More important than the age of the artists, however, is the question of their species. Were they Homo sapiens? An extinct hominin? One theory, supported by recent skeletal remains found on the plateau, holds they were Denisovans, a mysterious group that were ancient relatives of Neanderthals.
While their exact identities may never be known, the art-panel makes the case for the earliest hominin occupation on the Tibetan Plateau.
Equally difficult for the researchers to resolve is that perennial question, which no amount of uranium dating will ever settle: What constitutes art?
“These young kids saw this medium and intentionally altered it. We can only speculate beyond that,” Urban said. “This could be a kind of performance, a live show, like, somebody says, ‘hey, look at me, I’ve made my handprints over these footprints.’”
In this context, Urban argues for a broader definition of art, even if it makes some connoisseurs bristle.

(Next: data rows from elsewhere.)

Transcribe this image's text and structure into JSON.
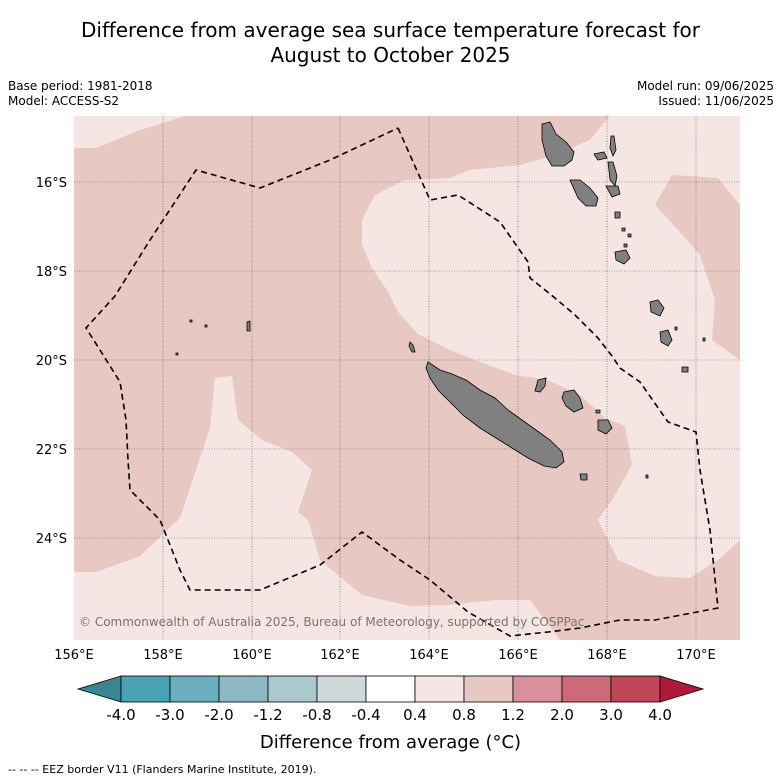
{
  "title": {
    "line1": "Difference from average sea surface temperature forecast for",
    "line2": "August to October 2025"
  },
  "meta": {
    "base_period": "Base period: 1981-2018",
    "model": "Model: ACCESS-S2",
    "model_run": "Model run: 09/06/2025",
    "issued": "Issued: 11/06/2025"
  },
  "map": {
    "copyright": "© Commonwealth of Australia 2025, Bureau of Meteorology, supported by COSPPac",
    "lat_labels": [
      "16°S",
      "18°S",
      "20°S",
      "22°S",
      "24°S"
    ],
    "lon_labels": [
      "156°E",
      "158°E",
      "160°E",
      "162°E",
      "164°E",
      "166°E",
      "168°E",
      "170°E"
    ],
    "colors": {
      "anomaly_0_4_to_0_8": "#f5e6e4",
      "anomaly_0_8_to_1_2": "#e8c8c3",
      "land": "#808080"
    }
  },
  "colorbar": {
    "title": "Difference from average (°C)",
    "tick_labels": [
      "-4.0",
      "-3.0",
      "-2.0",
      "-1.2",
      "-0.8",
      "-0.4",
      "0.4",
      "0.8",
      "1.2",
      "2.0",
      "3.0",
      "4.0"
    ],
    "colors": [
      "#3a8593",
      "#47a2b1",
      "#6aafbd",
      "#8db8c4",
      "#aac9ce",
      "#ced9da",
      "#ffffff",
      "#f5e6e4",
      "#e8c8c3",
      "#d9909a",
      "#ce6a78",
      "#c04556",
      "#b01a3a"
    ]
  },
  "footnote": "--  --  -- EEZ border V11 (Flanders Marine Institute, 2019)."
}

“Different camps have specific definitions of art that prioritize various criteria,” he said. “But I would like to transcend that and say there can be limitations imposed by these strict categories that might inhibit us from thinking more broadly about creative behavior. I think we can make a solid case that this is not utilitarian behavior. There’s something playful, creative, possibly symbolic about this. This gets at a very fundamental question of what it actually means to be human.”
The research was supported by the National Natural Science Foundation of China, the Second Tibetan Plateau Scientific Expedition and the Early Career Scheme of Research Grants Council of Hong Kong.